Do Jornal O ESTADO DE S. PAULO, de 11/04/1987 (pág. 53 e 54), extraio a palavra de Gilberto de Mello Kujawski sobre o best-seller
"GUERREIROS DO SOL", de Frederico Pernambucano de Mello.
Sempre me
impressionaram fundo as fotografias de cangaceiros. Emana daquelas figuras
torvas, armadas até os dentes, certa dignidade sombria de demônios das
caatingas, capazes de realizar o inconcebível em maldades, e também em bravura.

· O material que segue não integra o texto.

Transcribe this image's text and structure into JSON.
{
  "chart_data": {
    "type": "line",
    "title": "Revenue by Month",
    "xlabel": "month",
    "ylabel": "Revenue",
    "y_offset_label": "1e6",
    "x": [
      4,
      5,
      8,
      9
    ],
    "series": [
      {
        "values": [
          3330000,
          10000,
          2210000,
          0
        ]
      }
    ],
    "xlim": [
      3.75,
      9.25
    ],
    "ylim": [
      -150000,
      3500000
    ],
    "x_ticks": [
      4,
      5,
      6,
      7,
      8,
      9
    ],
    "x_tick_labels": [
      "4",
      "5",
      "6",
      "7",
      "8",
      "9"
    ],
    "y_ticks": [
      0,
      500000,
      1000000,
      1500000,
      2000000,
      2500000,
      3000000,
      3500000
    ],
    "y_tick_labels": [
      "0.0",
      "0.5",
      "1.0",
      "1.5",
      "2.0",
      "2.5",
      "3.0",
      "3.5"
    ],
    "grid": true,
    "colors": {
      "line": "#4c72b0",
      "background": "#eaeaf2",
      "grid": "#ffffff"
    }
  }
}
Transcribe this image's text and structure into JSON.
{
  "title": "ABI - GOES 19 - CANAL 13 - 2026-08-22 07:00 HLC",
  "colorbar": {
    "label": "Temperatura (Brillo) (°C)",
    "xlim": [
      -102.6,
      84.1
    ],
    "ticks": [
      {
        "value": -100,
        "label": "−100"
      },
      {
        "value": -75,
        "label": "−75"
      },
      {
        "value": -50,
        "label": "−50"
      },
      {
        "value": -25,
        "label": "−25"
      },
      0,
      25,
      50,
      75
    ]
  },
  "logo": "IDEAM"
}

Aquele silêncio que nos colhe ao contemplar fotografias assombra-se em
fascinação; a fascinação do mal, ou melhor, dos arquétipos visíveis do mal. De
onde provém a autoridade ferina daqueles homens de tantas ruindades, senão de
saberem encarar a morte a toda hora, sem estremecerem uma só fibra do rosto
crestado pela energia do Sol e pela dureza das armas? Homens dos avessos,
egressos das profundas do sertão, que nos amedrontam por não terem medo de
nada, e que, ao destemerem até Deus, se sentem integrados nas hostes de
Satanás. Aquele clássico punhal nordestino, atravessado na cintura de todos
eles, não serve só para “matar”, e sim para sangrar ritualmente o inimigo, até
a última gota, como o sacerdote sangrava no altar a vítima sacrificial. Não são
homens sem Deus, são homens que cultuam Deus com os ritos do Diabo.
Bandoleiros, mas não crápulas. Escravizados a um conceito arcaico de honra,
sentem-se no direito de saquear e matar como quem faz justiça pelas próprias
mãos. Cavalaria andante às avessas. Fotografados em bando, com seus chapéus de
couro e rifles em punho, parecem sobreviventes desgarrados de Canudos, a
serviço de um Antonio Conselheiro eternizado na alma popular do sertão.
Cangaço,
escarninha palavra, varada de maldição. Tem o peso da canga e o relâmpago do
aço.
II
“Eu fui aquele
que disse
E, como disse,
não nego,
Levo faca,
levo chumbo,
Morro solto e
não me entrego.”
A quadra
popular sertaneja, da metade do século XIX, serve de epígrafe ao primeiro
capítulo do livro “Guerreiros do Sol”, da autoria de Frederico Pernambucano de
Mello, Editora Massangana, Fundação Joaquim Nabuco (1986). Prefácio
interessantíssimo de Gilberto Freire. Frederico Pernambucano de Mello, jovem
sociólogo formado na larga visão da escola gilbertiana, retoma o tema do
banditismo no nordeste do Brasil. Seu primeiro cuidado foi expurgá-lo de certas
interpretações ligeiras não por acaso inspiradas na retórica marxista. Como a
de Cristina Mata Machado, ao considerar o cangaço como “resposta à violência do
coronel”. Ou da de José Honório Rodrigues, quando o define como “resposta
contra o monopólio da terra e exploração do trabalhador rural pelo
latifundiário. Marx não merecia que sua dialética da luta de classes fosse
assim banalizada e mecanizada por discípulos tão simplistas.
O autor,
liberado de fórmulas já prontas e definitivas, retoma o tema do cangaço a
partir de seus pressupostos históricos. Vai examinar “como se fez o fato”.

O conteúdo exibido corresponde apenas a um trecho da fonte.